The scores on the new tests would not affect pupils' grades or teachers' evaluations but would yield a better picture of children's progress than current tests do, he said.
The city plans to evaluate next year whether the initiative is worth continuing. Liebman said it could help principals see how their schools are doing before third grade, when testing required by the 2002 federal No Child Left Behind Act begins.
"There's nothing about (the tests) that is designed to create anxiety or create a sense of evaluation or create a sense of being compared to someone else," he said.
But the head of the city teachers' union says that's unlikely.
"Once the information is available, the potential exists for school administrators to use it to track students and make premature assessments," said Randi Weingarten, president of the city-based United Federation of Teachers and its nationwide parent, the American Federation of Teachers.

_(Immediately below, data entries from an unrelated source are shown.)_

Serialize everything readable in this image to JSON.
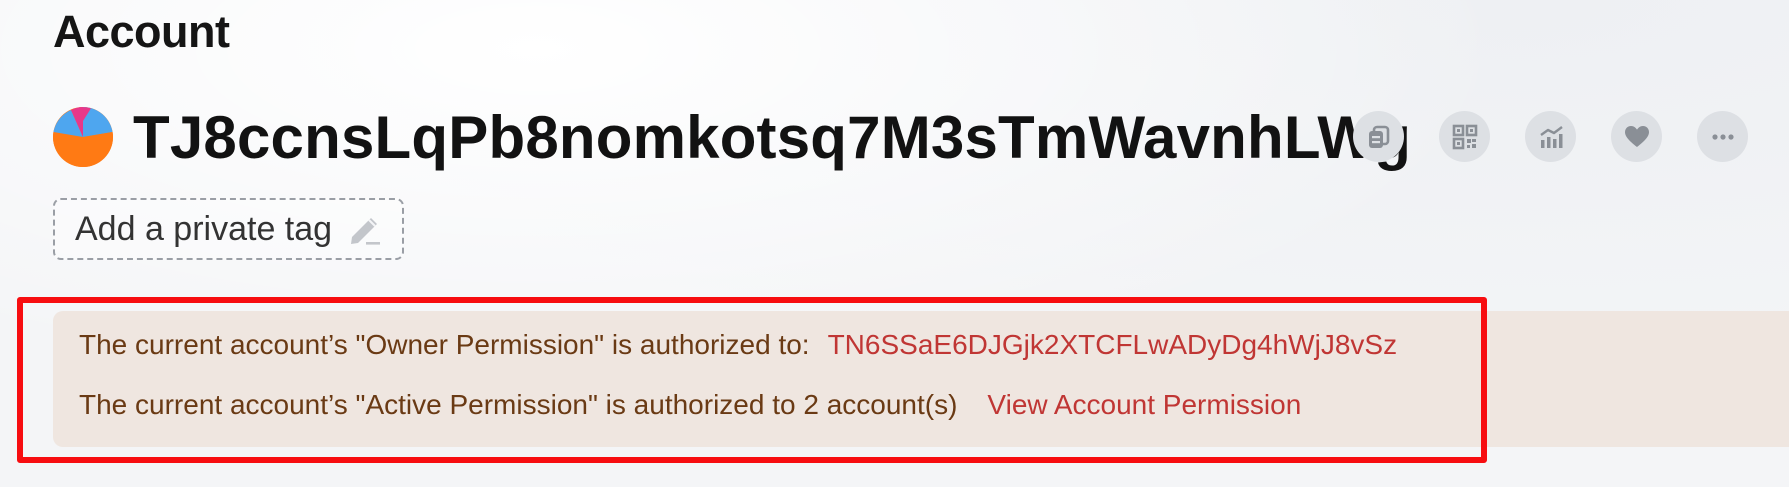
{
  "page": {
    "title": "Account"
  },
  "account": {
    "address": "TJ8ccnsLqPb8nomkotsq7M3sTmWavnhLWg",
    "avatar_icon": "pie-avatar-icon"
  },
  "actions": [
    {
      "name": "copy-button",
      "icon": "copy-icon"
    },
    {
      "name": "qr-code-button",
      "icon": "qr-code-icon"
    },
    {
      "name": "analytics-button",
      "icon": "chart-icon"
    },
    {
      "name": "favorite-button",
      "icon": "heart-icon"
    },
    {
      "name": "more-button",
      "icon": "more-icon"
    }
  ],
  "private_tag": {
    "label": "Add a private tag",
    "icon": "pencil-icon"
  },
  "permissions": {
    "owner_text": "The current account’s \"Owner Permission\" is authorized to:",
    "owner_address": "TN6SSaE6DJGjk2XTCFLwADyDg4hWjJ8vSz",
    "active_text": "The current account’s \"Active Permission\" is authorized to 2 account(s)",
    "view_link": "View Account Permission"
  },
  "colors": {
    "background": "#f4f5f7",
    "panel_bg": "#efe6e0",
    "panel_text": "#6a3a14",
    "link": "#c03634",
    "highlight_border": "#f70d10",
    "icon_button_bg": "#dde0e4",
    "icon_color": "#8a8f96"
  }
}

The Bloomberg administration has made testing a centerpiece of its school policy, going beyond No Child Left Behind requirements. For each of the city's more than 1,400 schools, third-grade through 12th-grade test scores factor significantly in letter grades — which can earn principals bonuses or jeopardize their jobs.
The kindergarten through second-grade scores wouldn't affect school grades for now, Liebman said, though the Department of Education might take the results into account if principals requested it. Some feel the current grading system shortchanges their schools' accomplishments with younger students, he said.
The school grades and stress on test scores anger some parents and teachers, who say classes are being drained of creativity and reduced to drills on how to ace standardized exams. Critics fear the proposed assessment changes could turn even kindergarten into test prep, despite the city's insistence that the intent is only to guide teachers' and administrators' efforts.
"We're teaching kids how to get the right answers, not how to find the knowledge," said state Assemblyman Mark Weprin, a Queens Democrat with sons in public middle and elementary schools.
The rise of testing in No Child Left Behind's wake has caused contention nationally. Some studies show students' math and reading skills have improved, but that schools have cut back on history, music and other subjects.